Amazon Aurora
Paper
Verbitski, A., Gupta, A., Saha, D., Brahmadesam, M., Gupta, K., Mittal, R., … & Bao, X. (2017, May). Amazon aurora: Design considerations for high throughput cloud-native relational databases. In Proceedings of the 2017 ACM International Conference on Management of Data (pp. 1041-1052).
1 How to Reach Durability
1.1 Quorum-Based Voting Protocol
Suppose in a replicated system has $V$ copies, each one assigned a vote. A read or write operation must respectively obtain a read quorum of $V_{r}$ votes or a write quorum of $V_{w}$ votes. We need
$$ V_r + V_w > V $$
$$ V_w > V/2 $$
For the first formula, each read must be aware of the most recent write. It ensures that any read operation overlaps with any write operation. This means that for any read to be completed, it must involve at least one node that participated in the most recent write.
For the second formula, each write must be aware of the most recent write. It ensures that no two write operations can be completed concurrently without overlapping. Since a majority of votes is required for a write operation to succeed, there can never be two separate majorities simultaneously. This means that before a new write can take place, the latest information must be disseminated to the majority of nodes.
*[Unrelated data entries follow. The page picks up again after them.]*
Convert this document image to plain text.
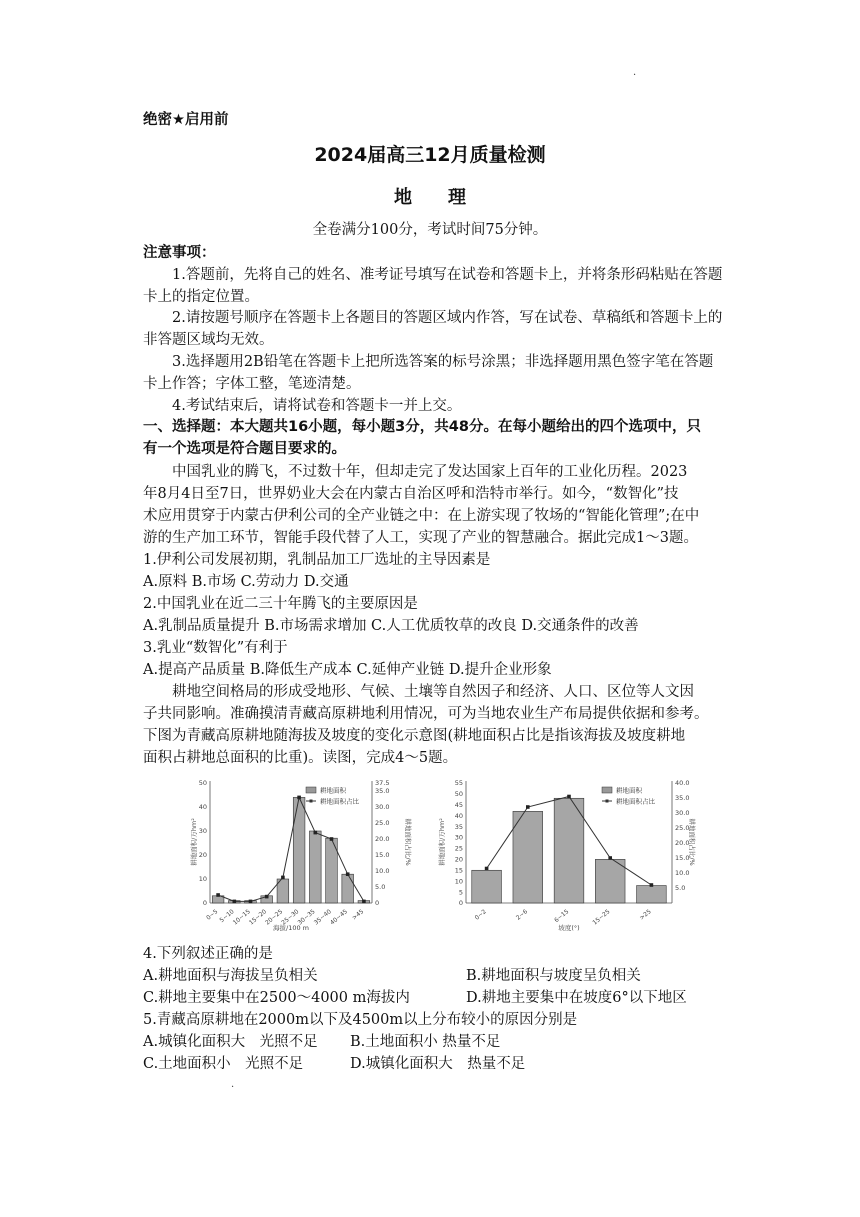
·
绝密★启用前
2024届高三12月质量检测
地　　理
全卷满分100分，考试时间75分钟。
注意事项：
1.答题前，先将自己的姓名、准考证号填写在试卷和答题卡上，并将条形码粘贴在答题
卡上的指定位置。
2.请按题号顺序在答题卡上各题目的答题区域内作答，写在试卷、草稿纸和答题卡上的
非答题区域均无效。
3.选择题用2B铅笔在答题卡上把所选答案的标号涂黑；非选择题用黑色签字笔在答题
卡上作答；字体工整，笔迹清楚。
4.考试结束后，请将试卷和答题卡一并上交。
一、选择题：本大题共16小题，每小题3分，共48分。在每小题给出的四个选项中，只
有一个选项是符合题目要求的。
中国乳业的腾飞，不过数十年，但却走完了发达国家上百年的工业化历程。2023
年8月4日至7日，世界奶业大会在内蒙古自治区呼和浩特市举行。如今，“数智化”技
术应用贯穿于内蒙古伊利公司的全产业链之中：在上游实现了牧场的“智能化管理”;在中
游的生产加工环节，智能手段代替了人工，实现了产业的智慧融合。据此完成1～3题。
1.伊利公司发展初期，乳制品加工厂选址的主导因素是
A.原料 B.市场 C.劳动力 D.交通
2.中国乳业在近二三十年腾飞的主要原因是
A.乳制品质量提升 B.市场需求增加 C.人工优质牧草的改良 D.交通条件的改善
3.乳业“数智化”有利于
A.提高产品质量 B.降低生产成本 C.延伸产业链 D.提升企业形象
耕地空间格局的形成受地形、气候、土壤等自然因子和经济、人口、区位等人文因
子共同影响。准确摸清青藏高原耕地利用情况，可为当地农业生产布局提供依据和参考。
下图为青藏高原耕地随海拔及坡度的变化示意图(耕地面积占比是指该海拔及坡度耕地
面积占耕地总面积的比重)。读图，完成4～5题。
0
10
20
30
40
50
0
5.0
10.0
15.0
20.0
25.0
30.0
35.0
37.5
0~5 5~10
10~15
15~20
20~25
25~30
30~35
35~40
40~45 >45
耕地面积/万hm²	耕地面积占比/%
海拔/100 m
耕地面积
耕地面积占比
0
5
10
15
20
25
30
35
40
45
50
55
5.0
10.0
15.0
20.0
25.0
30.0
35.0
40.0
0~2	2~6	6~15	15~25	>25
耕地面积/万hm²	耕地面积占比/%
坡度(°)
耕地面积
耕地面积占比
4.下列叙述正确的是
A.耕地面积与海拔呈负相关	B.耕地面积与坡度呈负相关
C.耕地主要集中在2500～4000 m海拔内	D.耕地主要集中在坡度6°以下地区
5.青藏高原耕地在2000m以下及4500m以上分布较小的原因分别是
A.城镇化面积大　光照不足 B.土地面积小 热量不足
C.土地面积小　光照不足	D.城镇化面积大　热量不足
·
Available Zone(AZ): a connected to other AZs through low latency links but is isolated for most faults. -> fail independantly.
A common example of three copies: $ V_w \geq 2$, $ V_r \geq 2$. Data is unavailable if one AZ is unavailable and one other copy is unavailable.
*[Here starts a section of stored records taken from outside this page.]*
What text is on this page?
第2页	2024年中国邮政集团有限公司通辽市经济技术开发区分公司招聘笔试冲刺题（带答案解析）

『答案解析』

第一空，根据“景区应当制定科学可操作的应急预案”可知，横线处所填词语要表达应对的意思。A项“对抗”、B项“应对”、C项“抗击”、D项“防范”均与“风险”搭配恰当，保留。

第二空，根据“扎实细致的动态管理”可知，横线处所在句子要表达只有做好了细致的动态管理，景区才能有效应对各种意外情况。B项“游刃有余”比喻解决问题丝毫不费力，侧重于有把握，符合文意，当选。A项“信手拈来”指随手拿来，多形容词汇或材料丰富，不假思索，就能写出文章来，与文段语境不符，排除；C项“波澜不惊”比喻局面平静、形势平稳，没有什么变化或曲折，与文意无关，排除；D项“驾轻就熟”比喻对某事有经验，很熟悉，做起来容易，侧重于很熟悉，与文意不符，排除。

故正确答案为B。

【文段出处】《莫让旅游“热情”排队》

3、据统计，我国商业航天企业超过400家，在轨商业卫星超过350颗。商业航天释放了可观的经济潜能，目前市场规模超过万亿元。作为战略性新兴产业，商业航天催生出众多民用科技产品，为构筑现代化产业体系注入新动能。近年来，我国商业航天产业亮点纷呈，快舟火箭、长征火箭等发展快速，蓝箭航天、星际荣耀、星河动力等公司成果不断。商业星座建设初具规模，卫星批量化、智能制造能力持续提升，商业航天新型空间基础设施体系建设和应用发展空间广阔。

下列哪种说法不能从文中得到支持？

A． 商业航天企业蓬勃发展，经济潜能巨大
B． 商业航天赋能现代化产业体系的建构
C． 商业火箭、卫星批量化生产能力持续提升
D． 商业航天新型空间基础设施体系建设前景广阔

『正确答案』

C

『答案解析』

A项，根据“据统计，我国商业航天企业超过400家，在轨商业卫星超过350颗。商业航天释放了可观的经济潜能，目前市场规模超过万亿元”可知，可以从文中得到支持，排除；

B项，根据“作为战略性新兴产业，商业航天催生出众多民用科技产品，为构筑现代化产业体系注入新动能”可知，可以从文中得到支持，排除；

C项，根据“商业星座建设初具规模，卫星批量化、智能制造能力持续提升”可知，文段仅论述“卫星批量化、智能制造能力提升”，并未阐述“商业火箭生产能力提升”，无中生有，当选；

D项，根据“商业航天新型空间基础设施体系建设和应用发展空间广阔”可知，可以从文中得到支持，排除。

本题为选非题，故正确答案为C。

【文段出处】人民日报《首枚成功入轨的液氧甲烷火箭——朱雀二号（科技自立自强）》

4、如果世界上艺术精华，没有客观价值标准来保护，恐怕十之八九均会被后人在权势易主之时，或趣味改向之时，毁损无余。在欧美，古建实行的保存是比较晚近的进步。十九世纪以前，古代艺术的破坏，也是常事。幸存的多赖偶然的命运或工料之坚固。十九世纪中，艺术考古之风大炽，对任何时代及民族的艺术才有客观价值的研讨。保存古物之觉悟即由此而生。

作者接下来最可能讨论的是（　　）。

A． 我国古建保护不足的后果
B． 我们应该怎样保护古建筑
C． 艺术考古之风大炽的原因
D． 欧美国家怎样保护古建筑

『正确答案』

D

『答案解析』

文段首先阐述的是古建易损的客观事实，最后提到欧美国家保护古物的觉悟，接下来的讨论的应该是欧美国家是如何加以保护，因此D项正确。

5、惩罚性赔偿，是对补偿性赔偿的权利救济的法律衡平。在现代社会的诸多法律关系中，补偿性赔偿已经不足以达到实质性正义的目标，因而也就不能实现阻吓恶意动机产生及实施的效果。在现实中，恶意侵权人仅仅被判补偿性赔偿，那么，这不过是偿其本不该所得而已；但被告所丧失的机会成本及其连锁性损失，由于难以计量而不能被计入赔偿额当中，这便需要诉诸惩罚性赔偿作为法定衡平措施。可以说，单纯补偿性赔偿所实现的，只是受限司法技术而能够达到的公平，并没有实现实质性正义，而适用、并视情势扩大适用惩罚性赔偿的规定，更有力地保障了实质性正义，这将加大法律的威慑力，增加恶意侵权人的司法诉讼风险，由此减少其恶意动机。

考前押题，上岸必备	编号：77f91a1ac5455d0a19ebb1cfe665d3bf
However, this might be inadequate. If an entire AZ goes down due to a large-scale event like a fire or flood, it doesn’t just take down one node but potentially a whole set of nodes that are part of the quorum. In a 2/3 quorum system, if two AZs were to experience failures concurrently, the system would lose access to two-thirds of its nodes, and it would be impossible to complete any operations because database wouldn’t have enough nodes to form a quorum. The system’s requirement is that at least two nodes must be available and agree on the state of the data to maintain consistency and availability.
Thus, in Aurora practice, they pick six copies across three AZs: $V_w \geq 4$, $V_r \geq 3$. Can read if one AZ fails and one more copy fails. Can write if one AZ fails.
1.2 Segmented Storage
MTTF: Mean Time to Failure
MTTR: Mean time to Repair
MTTF is commonly hard to reduce, Aurora focus on minimize MTTR to prevent double fault(which will lead to quorum failure).
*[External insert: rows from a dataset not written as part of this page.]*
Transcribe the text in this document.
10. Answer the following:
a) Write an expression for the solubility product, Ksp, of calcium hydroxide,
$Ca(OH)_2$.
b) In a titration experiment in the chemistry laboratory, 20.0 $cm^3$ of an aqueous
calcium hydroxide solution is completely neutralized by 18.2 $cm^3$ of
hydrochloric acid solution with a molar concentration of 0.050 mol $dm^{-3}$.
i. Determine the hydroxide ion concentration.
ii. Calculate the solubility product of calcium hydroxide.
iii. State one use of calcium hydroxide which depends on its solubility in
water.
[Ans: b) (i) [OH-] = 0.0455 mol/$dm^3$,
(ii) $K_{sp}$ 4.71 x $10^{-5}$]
Aurora do so by partitioning the database volume into small fixed Segments, 10GB block, basic unit of failure and repair. These are each replicated 6 ways (organized across 3 AZs) into Protection Groups(PGs) so that each PG consists of six 10 GB segments.
2 How to Leverage Smart Storage
2.1 MySQL Network I/O Limitation
- (REDO) log: generated by InnoDB, is physical
- Binlog: generated by MySQL and supportes other storage engines, can be either physical or logical, in order to support point-in-time restores
- Data: the modified data pages
- Double-write: to prevent torn pages
- metadata(FRM)
Step 1 & 2: writes are issued to EBS, which in turn issues it to an AZ-local mirror, and the acknowledgement is received when both are done
Step 3: the write is staged to the standby instance using sync block-level software mirroring
Step 4 & 5: writes are written to the standby EBS volume and associated mirror
Limitation 1: Steps 1, 3, 5 are sequential and sync
Limitation 2: duplication in multi types of write
2.2 Offloading Redo Processing to Storage
Aurora DB writes only REDO log to storage, the storage layer replays the log into data pages.
It sounds like distributed git, we do not send whole hard data page replica and log, we only send “commits”(log), told everyone the modification. Each replicas can async apply REDO logs to data pages.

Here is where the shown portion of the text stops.